Wow.  What a day.  First I woke up late.  Actually that's wrong.  I woke up too early and accidentally fell back to sleep waiting for time to get my oldest boys up.  Then I woke up 5 minutes before I should have left to make the appointment.  We were only 5 minutes late and I ended up having to carry the baby too!  Whew.

The plumber was here when I returned home.  Someone will be in tomorrow to pump our septic tank.  It could've been worse.  I've lived in a home that had to have most of the outside pipes replaced.  Now that's a bad day.  Course with a new plumbing appointment, our field trip plans go out the door.  Perhaps we can go later in the week...

My day seemed absolutely uneventful in comparison to someone I know who was just forbidden from homeschooling.  By an expert.  That is against the law.  Unless there has been some serious legislation slipped in, the right to raise and educate your child still exists.  Now this poor woman has to deal with someone blatantly crossing the line who happens to have a small amount of power and authority.  Absolute power corrupts absolutely.  Small power is sometimes worse because it can be a heavy sledgehammer used to beat some into submission.  It can be used to make life hell on earth even when it is completely wrong. 

I have taught at a private school.  I have been a long term substitute at a public school.  I have taken teaching classes.  I do not have my degree, nor do I particularly want it.  I learned a very valuable lesson sitting in those classes, listening to the professors, especially through the lens of having been in a classroom.  The one thing a teacher is an expert in is filling out paperwork.  A teacher takes dozens of classes on how to fill out IEPs, how to fill out discipline forms, how to repeat the test, what form to fill out if too many kids can't regurgitate the test information, how to fill out requests for assistance on several levels, how to keep control of a classroom on paper, how to fill out attendance forms, how to transfer lesson plans from the curriculum onto the form to be turned into the office, you get the point.  They are taught how to be buried in mountains of paperwork where the only thing they want is quiet so they can work.  When thrown into a classroom with 20-30 children, survival becomes top priority.  The twenty something new teacher who may or may not have any kids is now facing a flood of short people.  For younger ages, that flood is people who are too young to be forced to sit in chairs like an unhappy adult in an office cubicle.  Young kids should be up moving, counting clouds and trees, building towers, making letters out of mud.  These "experts" are taught how to do nothing to create a love of learning or how to help a child learn to think for themselves.  Both of these things are necessary in life.  Being able to fill in a circle has rarely been a necessity for me in the real world.  Sitting quietly in a roomful of equally aged persons has never been an issue.  It is easy to see how a student graduates high school with honors and without the ability to read anything beyond picture books. 

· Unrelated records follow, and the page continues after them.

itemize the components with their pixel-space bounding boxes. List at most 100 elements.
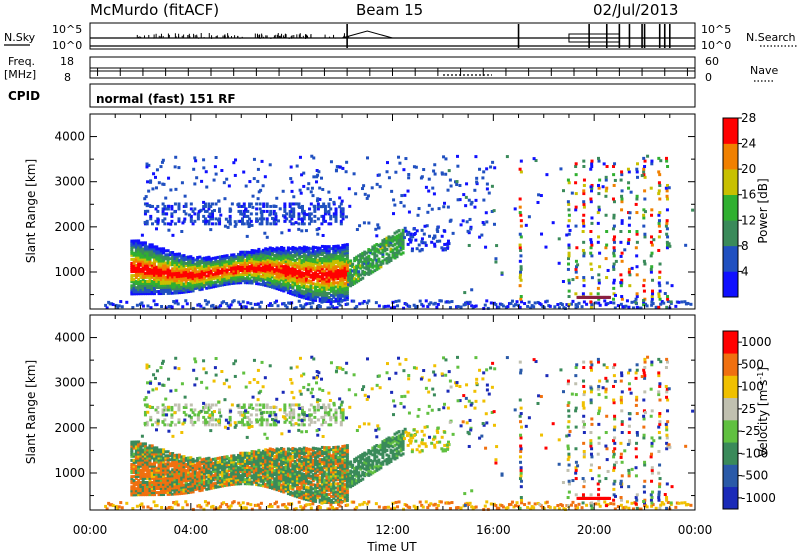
power-cell xyxy=(349,275,353,279)
power-cell xyxy=(132,288,136,292)
power-cell xyxy=(219,213,223,217)
power-cell xyxy=(200,273,204,277)
velocity-cell xyxy=(132,458,136,462)
power-cell xyxy=(162,263,166,267)
velocity-cell xyxy=(212,486,216,490)
power-cell xyxy=(668,244,672,248)
power-cell xyxy=(355,304,359,308)
power-cell xyxy=(474,304,478,308)
power-cell xyxy=(137,286,141,290)
velocity-cell xyxy=(200,470,204,474)
velocity-cell xyxy=(227,456,231,460)
velocity-cell xyxy=(130,489,134,493)
velocity-cell xyxy=(280,459,284,463)
power-cell xyxy=(265,235,269,239)
power-cell xyxy=(155,283,159,287)
power-cell xyxy=(257,268,261,272)
velocity-cell xyxy=(157,464,161,468)
velocity-cell xyxy=(236,476,240,480)
power-cell xyxy=(277,279,281,283)
power-cell xyxy=(257,190,261,194)
power-cell xyxy=(205,274,209,278)
power-cell xyxy=(173,279,177,283)
power-cell xyxy=(315,169,319,173)
power-cell xyxy=(291,270,295,274)
power-cell xyxy=(473,304,477,308)
power-cell xyxy=(446,246,450,250)
power-cell xyxy=(338,196,342,200)
power-cell xyxy=(334,291,338,295)
power-cell xyxy=(365,265,369,269)
power-cell xyxy=(163,217,167,221)
power-cell xyxy=(397,229,401,233)
power-cell xyxy=(255,259,259,263)
power-cell xyxy=(657,248,661,252)
power-cell xyxy=(612,238,616,242)
power-cell xyxy=(252,157,256,161)
power-cell xyxy=(620,221,624,225)
power-cell xyxy=(495,305,499,309)
power-cell xyxy=(240,217,244,221)
power-cell xyxy=(302,265,306,269)
power-cell xyxy=(223,266,227,270)
power-cell xyxy=(290,180,294,184)
power-cell xyxy=(343,245,347,249)
velocity-cell xyxy=(270,462,274,466)
power-cell xyxy=(300,248,304,252)
power-cell xyxy=(332,249,336,253)
power-cell xyxy=(325,255,329,259)
power-cell xyxy=(318,269,322,273)
power-cell xyxy=(175,281,179,285)
power-cell xyxy=(157,249,161,253)
power-cell xyxy=(383,304,387,308)
velocity-cell xyxy=(177,486,181,490)
power-cell xyxy=(446,205,450,209)
power-cell xyxy=(363,261,367,265)
power-cell xyxy=(377,257,381,261)
power-cell xyxy=(407,172,411,176)
velocity-cell xyxy=(175,480,179,484)
velocity-cell xyxy=(257,465,261,469)
power-cell xyxy=(139,280,143,284)
velocity-cell xyxy=(177,490,181,494)
power-cell xyxy=(274,218,278,222)
power-cell xyxy=(382,305,386,309)
power-cell xyxy=(409,238,413,242)
power-cell xyxy=(225,276,229,280)
velocity-cell xyxy=(227,475,231,479)
power-cell xyxy=(164,255,168,259)
power-cell xyxy=(419,176,423,180)
power-cell xyxy=(165,207,169,211)
power-cell xyxy=(341,282,345,286)
power-cell xyxy=(230,263,234,267)
power-cell xyxy=(132,292,136,296)
power-cell xyxy=(527,300,531,304)
velocity-cell xyxy=(270,458,274,462)
power-cell xyxy=(269,222,273,226)
power-cell xyxy=(377,264,381,268)
power-cell xyxy=(280,248,284,252)
velocity-cell xyxy=(146,474,150,478)
power-cell xyxy=(207,219,211,223)
power-cell xyxy=(159,165,163,169)
power-cell xyxy=(302,271,306,275)
power-cell xyxy=(425,224,429,228)
velocity-cell xyxy=(157,484,161,488)
power-cell xyxy=(191,262,195,266)
velocity-cell xyxy=(205,463,209,467)
power-cell xyxy=(205,266,209,270)
power-cell xyxy=(273,260,277,264)
power-cell xyxy=(298,286,302,290)
velocity-cell xyxy=(134,458,138,462)
power-cell xyxy=(289,165,293,169)
velocity-cell xyxy=(148,464,152,468)
power-cell xyxy=(209,265,213,269)
power-cell xyxy=(182,264,186,268)
power-cell xyxy=(184,284,188,288)
power-cell xyxy=(153,290,157,294)
power-cell xyxy=(212,269,216,273)
power-cell xyxy=(130,288,134,292)
power-cell xyxy=(448,306,452,310)
velocity-cell xyxy=(130,464,134,468)
velocity-cell xyxy=(239,455,243,459)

My hubby was undecided to uncaring about our homeschooling when it first came up.  He'd been teaching for 2 years when our oldest was born.  He had a physics degree earned the decade before.  He was taking the teaching classes in his spare time to get certified.  It wasn't until he ended up in the recertification classes and on committees to chose curriculum before he really got it.  He dealt with other teachers, some at levels that would have been  his son's teacher, and finally understood.  He actually told one that we homeschooled so that our 5 year old son wouldn't have to deal with someone less intelligent than he was.  No malice, just simple fact.  By the time he had that conversation, the boy already had a better understanding of the physics concept the teachers had been discussing than the gentlemen to whom my hubby was speaking. 

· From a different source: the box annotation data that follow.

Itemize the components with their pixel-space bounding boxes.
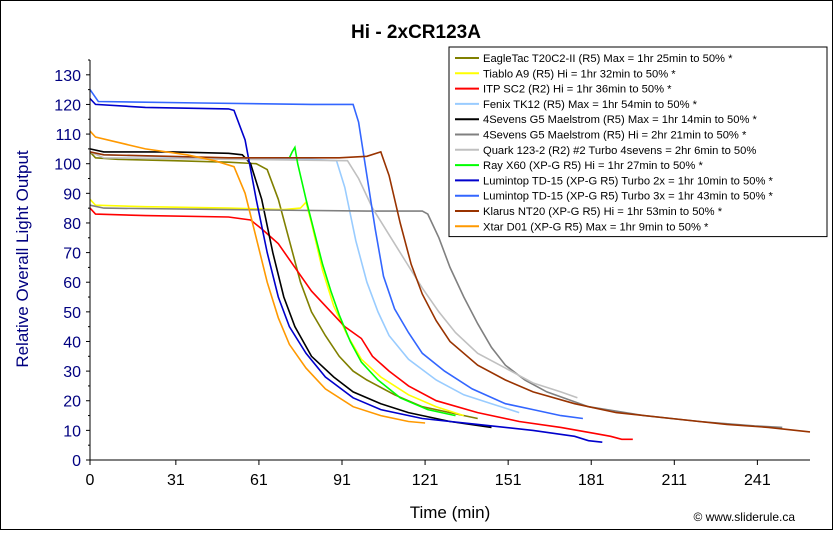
axes: 0 10 20 30 40 50 60 70 80 90 100 110 120 130 0 31 61 91 12… [54, 59, 810, 489]
legend-entry-5: 4Sevens G5 Maelstrom (R5) Max = 1hr 14mi… [483, 114, 758, 126]
legend-entry-11: Klarus NT20 (XP-G R5) Hi = 1hr 53min to … [483, 206, 723, 218]
x-tick-label: 151 [495, 472, 522, 489]
x-axis-label: Time (min) [410, 503, 491, 522]
y-tick-label: 90 [63, 186, 81, 203]
series-line-5 [89, 148, 492, 429]
x-tick-label: 61 [250, 472, 268, 489]
series-line-10 [89, 89, 584, 420]
legend-entry-3: ITP SC2 (R2) Hi = 1hr 36min to 50% * [483, 84, 672, 96]
y-tick-label: 30 [63, 364, 81, 381]
legend-entry-6: 4Sevens G5 Maelstrom (R5) Hi = 2hr 21min… [483, 130, 747, 142]
legend: EagleTac T20C2-II (R5) Max = 1hr 25min t… [448, 46, 828, 238]
legend-entry-4: Fenix TK12 (R5) Max = 1hr 54min to 50% * [483, 99, 698, 111]
legend-entry-2: Tiablo A9 (R5) Hi = 1hr 32min to 50% * [483, 68, 676, 80]
y-tick-label: 0 [72, 453, 81, 470]
legend-entry-8: Ray X60 (XP-G R5) Hi = 1hr 27min to 50% … [483, 160, 703, 172]
y-tick-label: 60 [63, 275, 81, 292]
y-tick-label: 80 [63, 216, 81, 233]
y-tick-label: 50 [63, 305, 81, 322]
series-line-3 [89, 207, 633, 441]
y-tick-label: 10 [63, 423, 81, 440]
credit-text: © www.sliderule.ca [693, 510, 795, 524]
legend-entry-10: Lumintop TD-15 (XP-G R5) Turbo 3x = 1hr … [483, 191, 774, 203]
series-line-1 [89, 151, 478, 420]
x-tick-label: 121 [412, 472, 439, 489]
x-tick-label: 91 [333, 472, 351, 489]
x-tick-label: 211 [662, 472, 688, 489]
x-tick-label: 181 [578, 472, 605, 489]
legend-entry-12: Xtar D01 (XP-G R5) Max = 1hr 9min to 50%… [483, 221, 709, 233]
y-tick-label: 40 [63, 334, 81, 351]
y-tick-label: 100 [54, 157, 81, 174]
legend-entry-1: EagleTac T20C2-II (R5) Max = 1hr 25min t… [483, 53, 733, 65]
y-axis-label: Relative Overall Light Output [13, 150, 32, 368]
y-tick-label: 120 [54, 97, 81, 114]
y-tick-label: 20 [63, 394, 81, 411]
series-line-11 [89, 150, 811, 433]
legend-entry-7: Quark 123-2 (R2) #2 Turbo 4sevens = 2hr … [483, 145, 756, 157]
legend-box [448, 46, 828, 238]
legend-entry-9: Lumintop TD-15 (XP-G R5) Turbo 2x = 1hr … [483, 175, 774, 187]
x-tick-label: 31 [167, 472, 185, 489]
series-group [89, 89, 811, 443]
chart-title: Hi - 2xCR123A [351, 22, 481, 43]
series-line-2 [89, 198, 465, 417]
y-tick-label: 130 [54, 68, 81, 85]
series-line-7 [89, 151, 578, 399]
y-tick-label: 110 [55, 127, 81, 144]
x-tick-label: 0 [86, 472, 95, 489]
series-line-8 [288, 145, 456, 417]
series-line-12 [89, 130, 426, 424]
y-tick-label: 70 [63, 246, 81, 263]
series-line-9 [89, 97, 603, 443]
x-tick-label: 241 [744, 472, 771, 489]
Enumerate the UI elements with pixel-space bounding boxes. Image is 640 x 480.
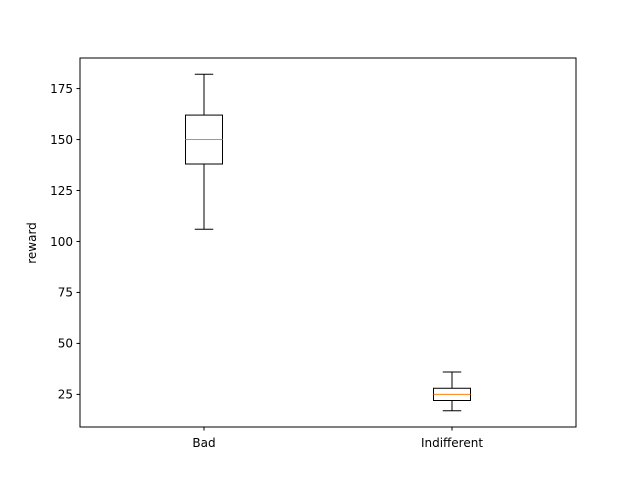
- box-bad: [185, 73, 223, 230]
- y-tick-label: 75: [58, 286, 73, 300]
- x-axis-ticks: Bad Indifferent: [192, 427, 483, 450]
- boxes-layer: [185, 73, 471, 412]
- y-tick-label: 150: [50, 133, 73, 147]
- y-tick-label: 175: [50, 82, 73, 96]
- y-tick-label: 100: [50, 235, 73, 249]
- x-tick-label: Bad: [192, 436, 215, 450]
- y-axis-ticks: 25 50 75 100 125 150 175: [50, 82, 80, 402]
- y-axis-label: reward: [25, 222, 39, 264]
- x-tick-label: Indifferent: [421, 436, 483, 450]
- box-indifferent: [433, 371, 471, 412]
- y-tick-label: 25: [58, 388, 73, 402]
- y-tick-label: 50: [58, 337, 73, 351]
- y-tick-label: 125: [50, 184, 73, 198]
- axes-frame: [79, 57, 577, 428]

There are so many experts now.  Makes you wonder why there is so much trouble.  Is that because of or in spite of all those experts?  I firmly believe that if parents would step up, get themselves and their kids back in church, and paid attention, the experts would become even more useless, if that is even possible.

Just visited my facebook page.  This ad was posted alongside it.  This could explain some things.

"Quality Teachers are in short supply. Get your BS/MS in Education in as little as 1 Year."  

Quality masters in one year?  Guess it shouldn't take multiple years to learn how to fill out paperwork.  So very thankful that I am blessed to be able to homeschool.